In Slide number 10, Deposits & Liquidity, basically we went back again to loan to deposit ratio below 100%. Today we are running at 99%, which as we said before this is probably where we were like to be more towards a 100%. But it doesn’t mean that has the significant impact when we saw these 104% and 105%.

Capitalized equity ratio today is 15.8%, 10.4% in Tier 1 and 5.4%, Tier 2. This capital adequacy probably – you to leave to next slide, one we would like to discuss about the behavior of the ratio and the two are most important events that will happen during 2013.

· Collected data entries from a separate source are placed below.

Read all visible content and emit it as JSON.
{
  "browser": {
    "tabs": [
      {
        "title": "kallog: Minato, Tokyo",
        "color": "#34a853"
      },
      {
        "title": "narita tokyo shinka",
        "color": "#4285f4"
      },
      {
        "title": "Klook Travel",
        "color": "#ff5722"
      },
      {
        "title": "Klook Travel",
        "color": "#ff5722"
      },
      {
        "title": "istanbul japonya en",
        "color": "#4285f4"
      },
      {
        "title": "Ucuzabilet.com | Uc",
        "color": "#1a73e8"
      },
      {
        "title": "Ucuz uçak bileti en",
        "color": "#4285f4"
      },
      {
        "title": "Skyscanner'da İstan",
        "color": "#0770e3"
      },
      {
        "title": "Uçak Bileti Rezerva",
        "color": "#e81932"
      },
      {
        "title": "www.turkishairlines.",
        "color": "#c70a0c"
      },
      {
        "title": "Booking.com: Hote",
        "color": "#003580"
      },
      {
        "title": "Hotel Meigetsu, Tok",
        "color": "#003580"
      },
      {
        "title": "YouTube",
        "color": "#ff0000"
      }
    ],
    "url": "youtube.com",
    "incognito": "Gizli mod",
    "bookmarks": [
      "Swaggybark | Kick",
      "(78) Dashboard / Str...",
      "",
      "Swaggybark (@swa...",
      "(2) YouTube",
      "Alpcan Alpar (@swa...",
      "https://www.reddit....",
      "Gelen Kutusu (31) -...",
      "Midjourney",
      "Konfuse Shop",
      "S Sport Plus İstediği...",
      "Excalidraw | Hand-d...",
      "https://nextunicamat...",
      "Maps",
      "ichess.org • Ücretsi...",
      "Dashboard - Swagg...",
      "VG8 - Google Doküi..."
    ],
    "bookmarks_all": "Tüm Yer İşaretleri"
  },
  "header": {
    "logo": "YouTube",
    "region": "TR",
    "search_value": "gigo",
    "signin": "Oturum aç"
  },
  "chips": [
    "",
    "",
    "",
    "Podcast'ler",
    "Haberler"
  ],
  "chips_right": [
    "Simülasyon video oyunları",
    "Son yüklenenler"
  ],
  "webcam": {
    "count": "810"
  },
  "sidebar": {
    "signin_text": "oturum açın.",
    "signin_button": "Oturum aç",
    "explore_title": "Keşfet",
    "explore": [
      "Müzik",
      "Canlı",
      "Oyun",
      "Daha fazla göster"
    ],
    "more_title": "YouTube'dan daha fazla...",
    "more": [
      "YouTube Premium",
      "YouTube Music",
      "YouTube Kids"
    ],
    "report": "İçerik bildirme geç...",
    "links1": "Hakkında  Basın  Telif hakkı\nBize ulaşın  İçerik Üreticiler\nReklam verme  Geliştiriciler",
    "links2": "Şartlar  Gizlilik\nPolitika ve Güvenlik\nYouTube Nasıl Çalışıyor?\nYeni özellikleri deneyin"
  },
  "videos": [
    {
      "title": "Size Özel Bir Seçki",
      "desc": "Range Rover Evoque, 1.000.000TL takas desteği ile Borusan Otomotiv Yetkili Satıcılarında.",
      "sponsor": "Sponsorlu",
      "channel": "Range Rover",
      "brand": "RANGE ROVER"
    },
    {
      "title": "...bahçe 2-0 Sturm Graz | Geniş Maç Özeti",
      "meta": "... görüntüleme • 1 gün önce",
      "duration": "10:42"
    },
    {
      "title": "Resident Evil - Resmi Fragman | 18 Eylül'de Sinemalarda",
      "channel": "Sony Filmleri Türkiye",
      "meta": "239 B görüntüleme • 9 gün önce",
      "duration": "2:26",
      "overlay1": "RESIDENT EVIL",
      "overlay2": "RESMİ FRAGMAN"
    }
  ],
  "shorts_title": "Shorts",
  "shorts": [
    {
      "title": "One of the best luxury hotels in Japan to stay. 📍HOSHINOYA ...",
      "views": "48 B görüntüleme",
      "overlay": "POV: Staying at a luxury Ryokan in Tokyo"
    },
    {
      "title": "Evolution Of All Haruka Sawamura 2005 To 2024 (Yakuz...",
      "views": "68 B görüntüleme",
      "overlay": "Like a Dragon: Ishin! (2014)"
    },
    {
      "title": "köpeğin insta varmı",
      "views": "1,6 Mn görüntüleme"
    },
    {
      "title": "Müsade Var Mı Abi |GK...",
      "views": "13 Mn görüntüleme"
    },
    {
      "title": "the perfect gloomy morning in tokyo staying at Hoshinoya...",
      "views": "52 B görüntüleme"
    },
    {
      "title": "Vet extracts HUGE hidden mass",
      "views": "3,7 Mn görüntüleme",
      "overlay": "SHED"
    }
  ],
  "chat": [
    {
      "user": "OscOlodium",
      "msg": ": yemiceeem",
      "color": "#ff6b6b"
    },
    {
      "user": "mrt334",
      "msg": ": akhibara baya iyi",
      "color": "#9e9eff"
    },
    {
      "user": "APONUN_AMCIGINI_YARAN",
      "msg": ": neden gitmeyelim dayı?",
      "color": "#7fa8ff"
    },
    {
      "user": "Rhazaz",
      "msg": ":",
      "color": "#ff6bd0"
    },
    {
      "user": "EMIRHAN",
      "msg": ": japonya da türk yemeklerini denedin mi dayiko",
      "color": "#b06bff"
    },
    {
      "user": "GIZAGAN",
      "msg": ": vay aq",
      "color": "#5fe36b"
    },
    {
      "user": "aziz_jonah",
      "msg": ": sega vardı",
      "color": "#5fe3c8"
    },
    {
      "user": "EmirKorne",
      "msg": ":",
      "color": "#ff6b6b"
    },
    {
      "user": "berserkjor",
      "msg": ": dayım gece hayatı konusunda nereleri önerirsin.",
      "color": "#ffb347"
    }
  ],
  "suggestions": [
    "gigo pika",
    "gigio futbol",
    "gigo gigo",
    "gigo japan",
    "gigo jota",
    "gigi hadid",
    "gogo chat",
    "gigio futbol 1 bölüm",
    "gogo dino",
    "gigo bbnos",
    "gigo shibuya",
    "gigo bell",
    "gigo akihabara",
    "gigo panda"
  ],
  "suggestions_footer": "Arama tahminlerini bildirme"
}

So if we move to Slide number 11, we can see that the first event that we are anticipating is that new regulation on Basel III in Colombia that we have, it will imply a decrease in total ratio from 16.8% to 14.3% Basel’s ratios will decrease, but specifically the Tier 1 will go down from 11.8% to 9.4%. Basically, it is due to the way how cumulative net profits and profits from past periods are accounted. So you are going to see this decrease, but we cannot discuss how it will go back to a little bit higher later on.

And secondly, it is two acquisitions, first of all is the investment in bond in Guatemala. It will have a negative impact in Tier 1 of 40 basis points. The risk weighted assets from the acquisition in Panama will decrease the Tier 1 in 90 basis points and the Tier 2 in 50 basis points, total 1.4. And the goodwill from the acquisition of Panama, would have a negative input on 2.3 in Tier 1, as of in Colombia the new Basel III regulations states that whatever goodwill that you pay after August 2012 will be deducted before 2012 will ramp the formal regulation that will be amortized over 20 years period.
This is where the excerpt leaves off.